Une référence à travers le monde

Chaque année, en janvier, la station savoyarde se transforme en capitale de l’art éphémère de montagne en organisant le concours international de sculpture sur glace et, la semaine suivante, le concours international de sculptures sur neige.

Un événement unique en France. « Initialement, ces concours avaient été organisés pour faire vivre le village et attirer les touristes durant le mois de janvier, rappelle Pascal Delannoy, responsable Animation de Valloire Tourisme.

Sur les 20 sculpteurs sur glace accueillis, cette année, 15 nationalités étaient représentées.

Aujourd’hui, après 37 éditions du concours international de sculpture sur neige, et 29 du concours international de sculpture sur glace, Valloire s’est construit une solide réputation en matière d’organisation de concours de sculptures monumentales, devenant ainsi la référence dans cette discipline artistique, et ce à travers le monde.

Preuve en est, sur les 20 sculpteurs sur glace accueillis, cette année, 15 nationalités étaient représentées, dont des artistes originaires du Mexique, des Philippines, de Taïwan, d’Ukraine, de Mongolie… sélectionnés parmi les quelque 80 dossiers de candidature que nous recevons. »

D’une beauté transparente et éphémère

Pendant trois jours et trois nuits, ces 20 sculpteurs de l’extrême donnent vie à leurs cinq blocs de glace.

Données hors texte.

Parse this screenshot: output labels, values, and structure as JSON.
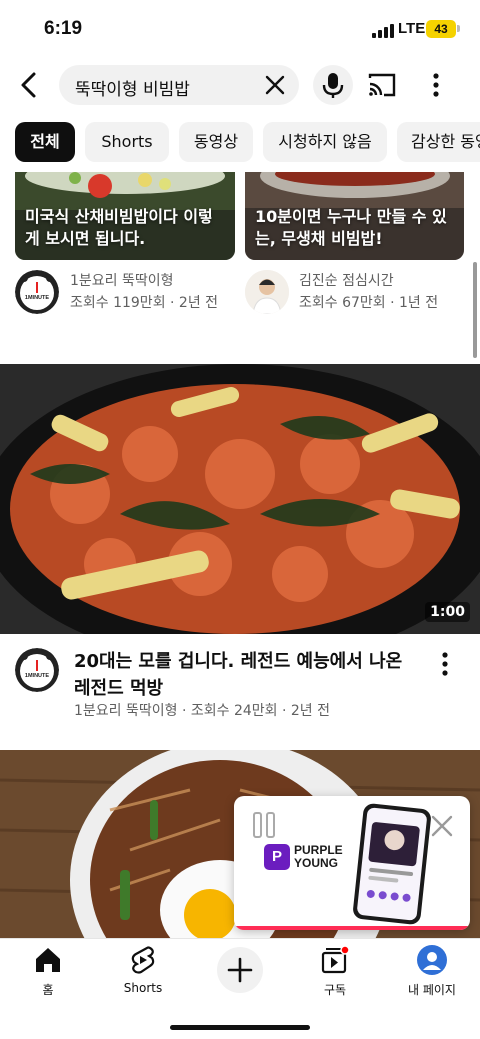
{
  "status": {
    "time": "6:19",
    "network": "LTE",
    "battery": "43"
  },
  "search": {
    "query": "뚝딱이형 비빔밥"
  },
  "chips": [
    {
      "label": "전체"
    },
    {
      "label": "Shorts"
    },
    {
      "label": "동영상"
    },
    {
      "label": "시청하지 않음"
    },
    {
      "label": "감상한 동영"
    }
  ],
  "top_videos": [
    {
      "caption": "미국식 산채비빔밥이다 이렇게 보시면 됩니다.",
      "channel": "1분요리 뚝딱이형",
      "meta": "조회수 119만회 · 2년 전"
    },
    {
      "caption": "10분이면 누구나 만들 수 있는, 무생채 비빔밥!",
      "channel": "김진순 점심시간",
      "meta": "조회수 67만회 · 1년 전"
    }
  ],
  "avatar_badge": "1MINUTE",
  "main_video": {
    "duration": "1:00",
    "title": "20대는 모를 겁니다. 레전드 예능에서 나온 레전드 먹방",
    "meta": "1분요리 뚝딱이형 · 조회수 24만회 · 2년 전"
  },
  "ad": {
    "brand_line1": "PURPLE",
    "brand_line2": "YOUNG",
    "logo_letter": "P"
  },
  "nav": [
    {
      "label": "홈"
    },
    {
      "label": "Shorts"
    },
    {
      "label": ""
    },
    {
      "label": "구독"
    },
    {
      "label": "내 페이지"
    }
  ],
  "colors": {
    "accent_red": "#ff0000",
    "ad_purple": "#6b1dbf",
    "ad_progress": "#ff2d55"
  }
}
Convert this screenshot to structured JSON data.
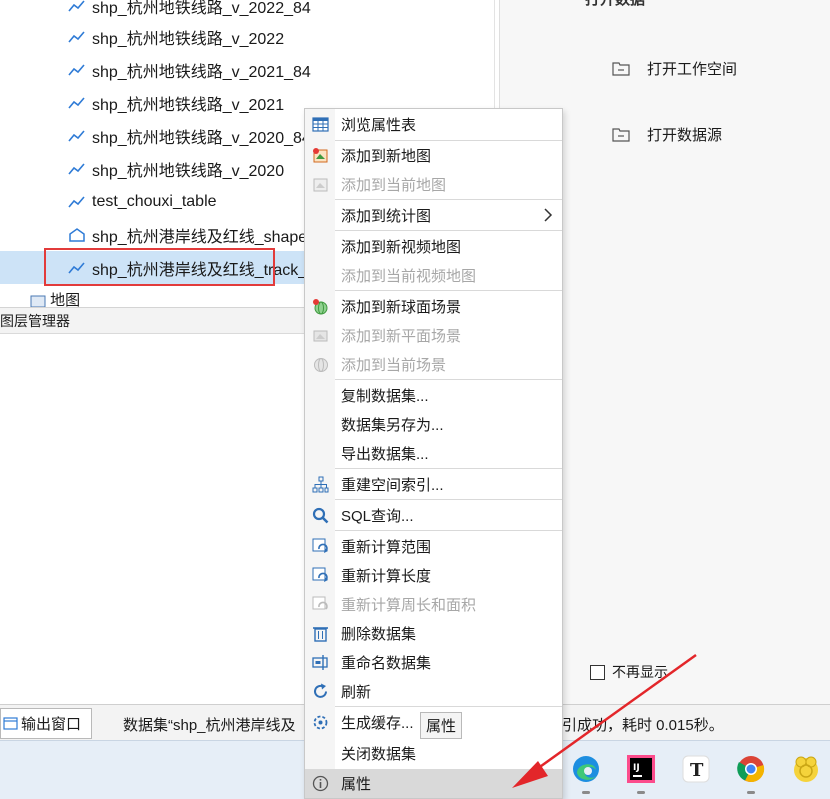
{
  "tree": {
    "items": [
      {
        "label": "shp_杭州地铁线路_v_2022_84",
        "icon": "line-dataset-icon"
      },
      {
        "label": "shp_杭州地铁线路_v_2022",
        "icon": "line-dataset-icon"
      },
      {
        "label": "shp_杭州地铁线路_v_2021_84",
        "icon": "line-dataset-icon"
      },
      {
        "label": "shp_杭州地铁线路_v_2021",
        "icon": "line-dataset-icon"
      },
      {
        "label": "shp_杭州地铁线路_v_2020_84",
        "icon": "line-dataset-icon"
      },
      {
        "label": "shp_杭州地铁线路_v_2020",
        "icon": "line-dataset-icon"
      },
      {
        "label": "test_chouxi_table",
        "icon": "line-dataset-icon"
      },
      {
        "label": "shp_杭州港岸线及红线_shape",
        "icon": "region-dataset-icon"
      },
      {
        "label": "shp_杭州港岸线及红线_track_",
        "icon": "line-dataset-icon",
        "selected": true
      }
    ],
    "maps_node": "地图"
  },
  "layer_manager": {
    "title": "图层管理器"
  },
  "start_panel": {
    "title_fragment": "打开数据",
    "open_workspace": "打开工作空间",
    "open_datasource": "打开数据源",
    "no_show_again": "不再显示"
  },
  "output": {
    "tab_label": "输出窗口",
    "message_left": "数据集“shp_杭州港岸线及",
    "message_right": "引成功，耗时 0.015秒。"
  },
  "tooltip": "属性",
  "context_menu": {
    "items": [
      {
        "label": "浏览属性表",
        "icon": "table-icon",
        "enabled": true
      },
      {
        "label": "添加到新地图",
        "icon": "add-to-new-map-icon",
        "enabled": true
      },
      {
        "label": "添加到当前地图",
        "icon": "add-to-current-map-icon",
        "enabled": false
      },
      {
        "label": "添加到统计图",
        "icon": "",
        "enabled": true,
        "submenu": true
      },
      {
        "label": "添加到新视频地图",
        "icon": "",
        "enabled": true
      },
      {
        "label": "添加到当前视频地图",
        "icon": "",
        "enabled": false
      },
      {
        "label": "添加到新球面场景",
        "icon": "add-to-new-globe-scene-icon",
        "enabled": true
      },
      {
        "label": "添加到新平面场景",
        "icon": "add-to-new-flat-scene-icon",
        "enabled": false
      },
      {
        "label": "添加到当前场景",
        "icon": "add-to-current-scene-icon",
        "enabled": false
      },
      {
        "label": "复制数据集...",
        "icon": "",
        "enabled": true
      },
      {
        "label": "数据集另存为...",
        "icon": "",
        "enabled": true
      },
      {
        "label": "导出数据集...",
        "icon": "",
        "enabled": true
      },
      {
        "label": "重建空间索引...",
        "icon": "spatial-index-icon",
        "enabled": true
      },
      {
        "label": "SQL查询...",
        "icon": "search-icon",
        "enabled": true
      },
      {
        "label": "重新计算范围",
        "icon": "recalculate-icon",
        "enabled": true
      },
      {
        "label": "重新计算长度",
        "icon": "recalculate-icon",
        "enabled": true
      },
      {
        "label": "重新计算周长和面积",
        "icon": "recalculate-icon",
        "enabled": false
      },
      {
        "label": "删除数据集",
        "icon": "trash-icon",
        "enabled": true
      },
      {
        "label": "重命名数据集",
        "icon": "rename-icon",
        "enabled": true
      },
      {
        "label": "刷新",
        "icon": "refresh-icon",
        "enabled": true
      },
      {
        "label": "生成缓存...",
        "icon": "generate-cache-icon",
        "enabled": true
      },
      {
        "label": "关闭数据集",
        "icon": "",
        "enabled": true
      },
      {
        "label": "属性",
        "icon": "info-icon",
        "enabled": true,
        "hovered": true
      }
    ]
  },
  "taskbar": {
    "apps": [
      "edge-browser-icon",
      "intellij-idea-icon",
      "typora-icon",
      "chrome-icon",
      "yellow-app-icon"
    ]
  },
  "colors": {
    "selection": "#cde3f7",
    "highlight_box": "#e23b3b",
    "arrow": "#e3262a",
    "icon_blue": "#2f7bd6",
    "taskbar": "#e6eef7"
  }
}
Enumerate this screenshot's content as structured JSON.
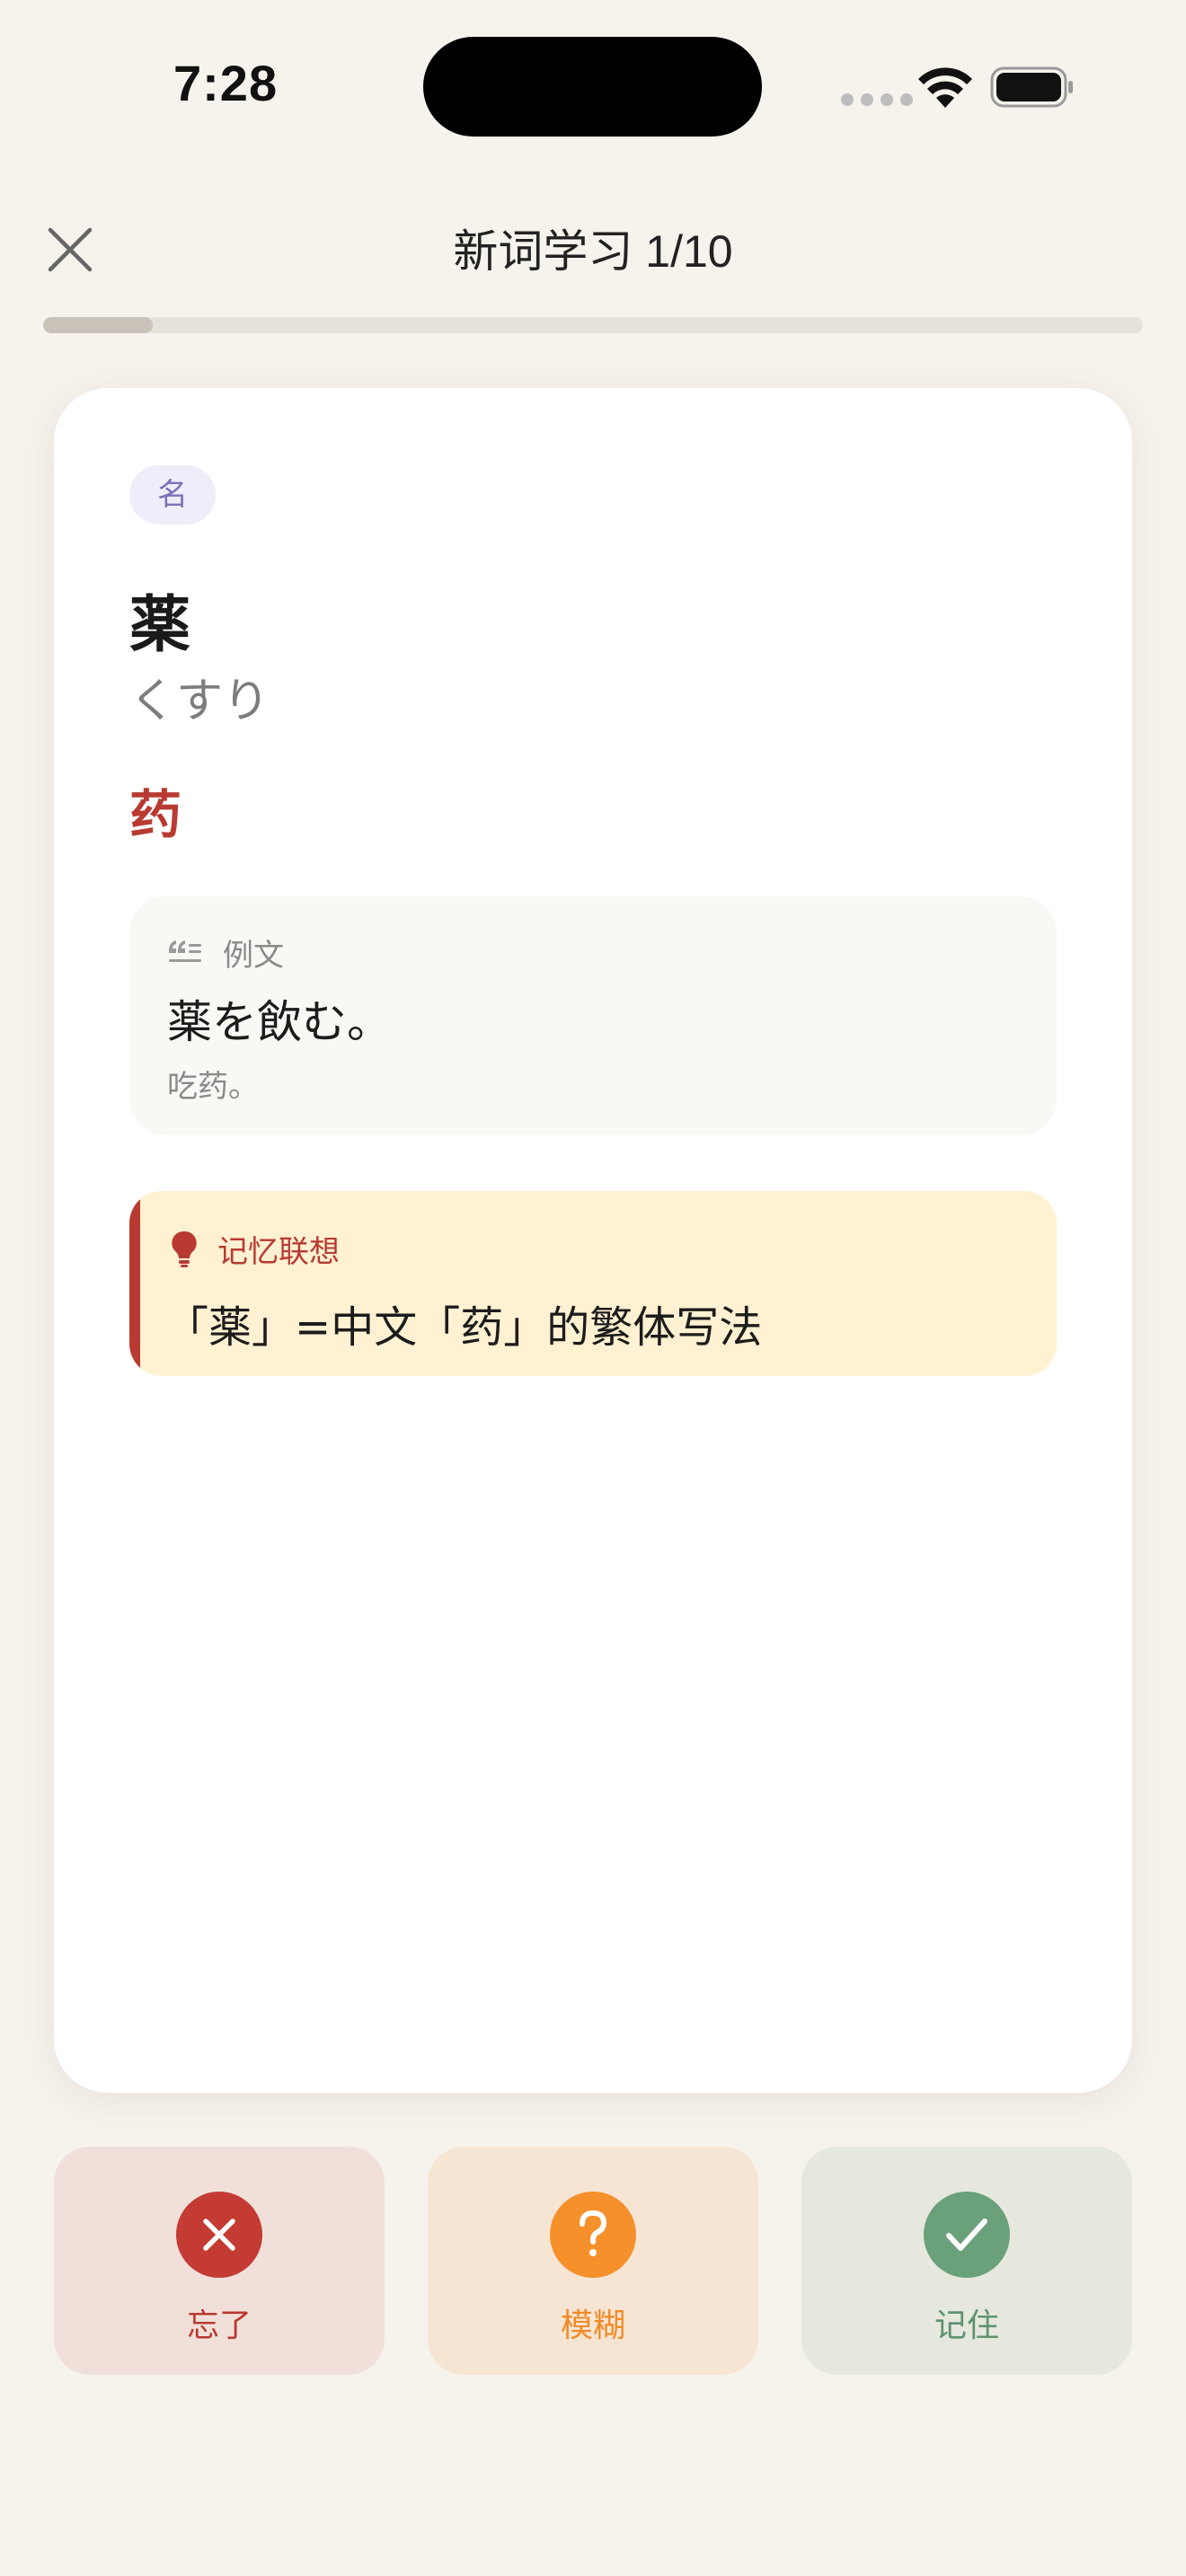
{
  "status_bar": {
    "time": "7:28"
  },
  "header": {
    "title": "新词学习 1/10",
    "progress_fraction": 0.1
  },
  "card": {
    "part_of_speech": "名",
    "word": "薬",
    "reading": "くすり",
    "meaning": "药",
    "example": {
      "label": "例文",
      "japanese": "薬を飲む。",
      "chinese": "吃药。"
    },
    "memory": {
      "label": "记忆联想",
      "text": "「薬」=中文「药」的繁体写法"
    }
  },
  "actions": {
    "forgot_label": "忘了",
    "fuzzy_label": "模糊",
    "remember_label": "记住"
  },
  "colors": {
    "background": "#f6f2ec",
    "accent_red": "#b83a32",
    "accent_orange": "#f6902b",
    "accent_green": "#6aa07a",
    "badge_purple": "#7b72b8"
  },
  "icons": {
    "close": "close-icon",
    "quote": "quote-icon",
    "lightbulb": "lightbulb-icon",
    "forgot": "x-icon",
    "fuzzy": "question-icon",
    "remember": "check-icon"
  }
}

À coups de tronçonneuse, puis en utilisant des outils plus précis (tels que ciseaux à glace, pics, limes, meuleuses et même fers à repasser), ils font preuve de créativité, de sang-froid et de maîtrise, pour façonner cette glace et élaborer de véritables œuvres d’art.

Valloire attire de nombreux touristes au cours de ses concours de sculpture sur glace et sur neige.

Au fil des heures et des jours, des morceaux de glace extirpés des blocs, les sculptures figuratives ou plus abstraites se dévoilent aux visiteurs.

« Lors de la sélection des sculpteurs, nous veillons à ce qu’ils présentent un projet original et étonnant afin que les personnes puissent rester admiratives devant ces œuvres monumentales et transpercées de lumière, souligne Alain Lovato, sculpteur et président du jury. Ensuite, pour établir le palmarès, à côté de l’originalité, nous prenons aussi en compte la manière avec laquelle les artistes parviennent à maîtriser la glace, son état “vivant”, son caractère éphémère, son instabilité (selon les aléas de la météo), sa transparence et sa translucidité. »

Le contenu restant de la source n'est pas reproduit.